By mixing 24% and 67% acid solutions and adding 10 kg of pure water, a 41% acid solution was obtained.
By mixing 24% and 67% acid solutions and adding 10 kg of pure water, a 41% acid solution was obtained. If, instead of 10 kg of water, 10 kg of a 50% solution of the same acid were added, then a 45% acid solution would be obtained. How many kilograms of the 24% solution were used to make the mixture?

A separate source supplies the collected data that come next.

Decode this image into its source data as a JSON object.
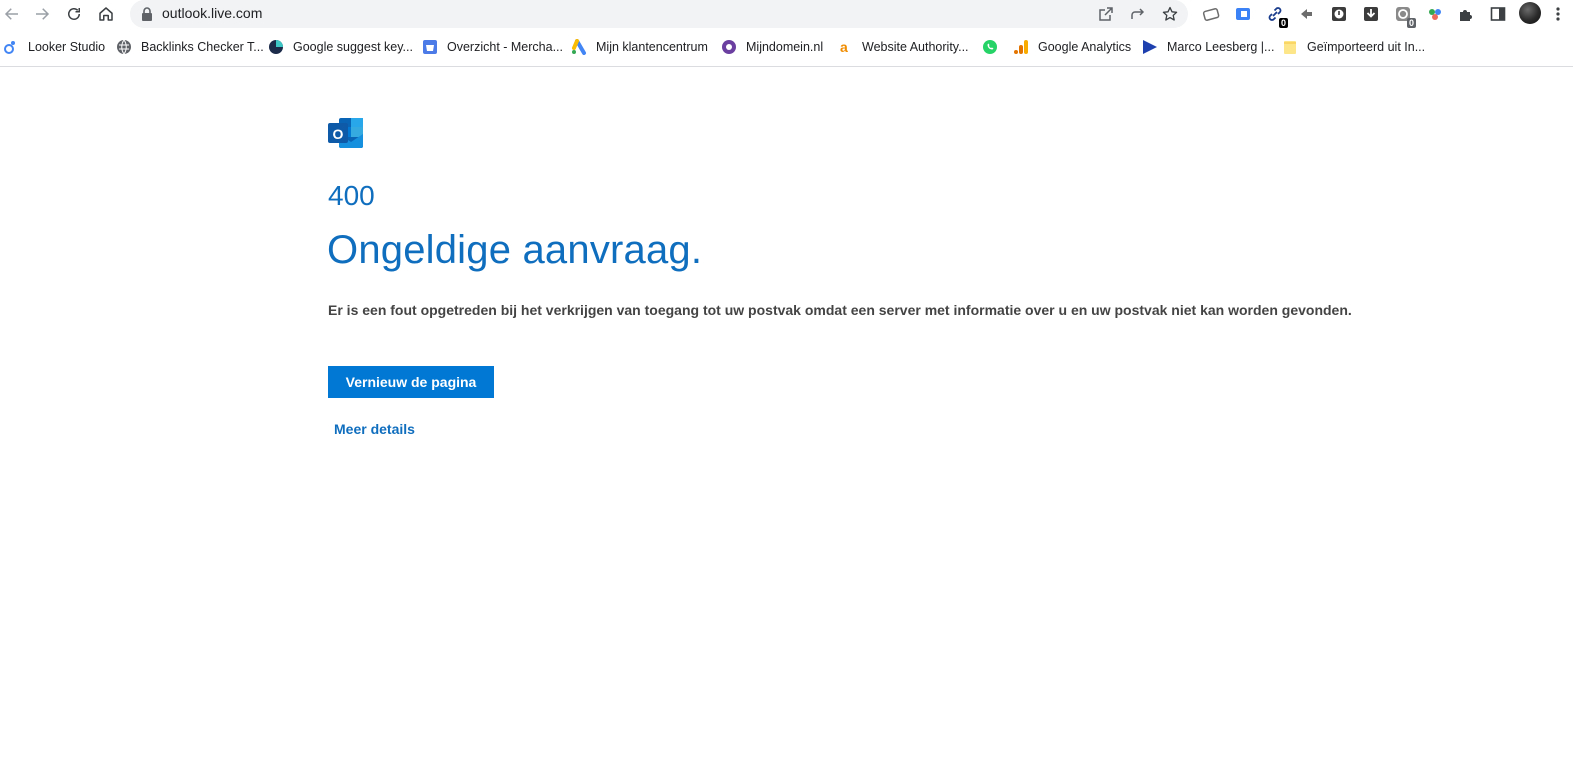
{
  "browser": {
    "url": "outlook.live.com",
    "extension_badges": [
      "0",
      "0"
    ]
  },
  "bookmarks": [
    {
      "label": "Looker Studio",
      "icon": "looker-studio-icon"
    },
    {
      "label": "Backlinks Checker T...",
      "icon": "globe-icon"
    },
    {
      "label": "Google suggest key...",
      "icon": "pie-chart-icon"
    },
    {
      "label": "Overzicht - Mercha...",
      "icon": "merchant-center-icon"
    },
    {
      "label": "Mijn klantencentrum",
      "icon": "google-ads-icon"
    },
    {
      "label": "Mijndomein.nl",
      "icon": "mijndomein-icon"
    },
    {
      "label": "Website Authority...",
      "icon": "ahrefs-icon"
    },
    {
      "label": "",
      "icon": "whatsapp-icon"
    },
    {
      "label": "Google Analytics",
      "icon": "google-analytics-icon"
    },
    {
      "label": "Marco Leesberg |...",
      "icon": "play-triangle-icon"
    },
    {
      "label": "Geïmporteerd uit In...",
      "icon": "folder-icon"
    }
  ],
  "page": {
    "error_code": "400",
    "title": "Ongeldige aanvraag.",
    "message": "Er is een fout opgetreden bij het verkrijgen van toegang tot uw postvak omdat een server met informatie over u en uw postvak niet kan worden gevonden.",
    "refresh_button": "Vernieuw de pagina",
    "details_link": "Meer details"
  },
  "colors": {
    "accent": "#0078d4",
    "heading": "#106ebe",
    "text": "#444444"
  }
}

1. The mass of the first solution with a concentration of K1 = 24% is equal to: M1 kg;
2. The mass of the second solution with a concentration of K2 = 67% is equal to: M2 kg;
3. Concentration of the third solution: K3 = 41%;
4. The acid balance of this solution:
K1 * M1 + K2 * M2 = K3 * (M1 + M2 + 10);
0.24 * M1 + 0.67 * M2 = 0.41 * (M1 + M2 + 10);
5. In the fourth solution (the concentration of K4 = 0.45% was obtained), the solution was added
concentration K5 = 50% M5 = 10 kg;
6. Balance of the fourth solution:
K1 * m1 + K2 * M2 + K5 * M5 = K4 * (M1 + M2 + M5);
0.24 * M1 + 0.67 * M2 + 0.5 * 10 = 0.45 * (M1 + M2 + 10);
7. Subtract the first from the second equation:
5 = 0.04 * (M1 + M2 + 10) = 0.04 * (M1 + M2) + 0.4;
M1 + M2 = (5 – 0.4) / 0.04 = 115 kg;
M2 = (115 – M1) kg;
0.24 * M1 + 0.67 * (115 – M1) = 0.41 * (115 + 10);
77.05 – 51.25 = 0.43 * M1;
M1 = (77.05 – 51.25) / 0.43 = 60 kg.
Answer: to obtain a mixture, they took 60 kg of a 24% solution.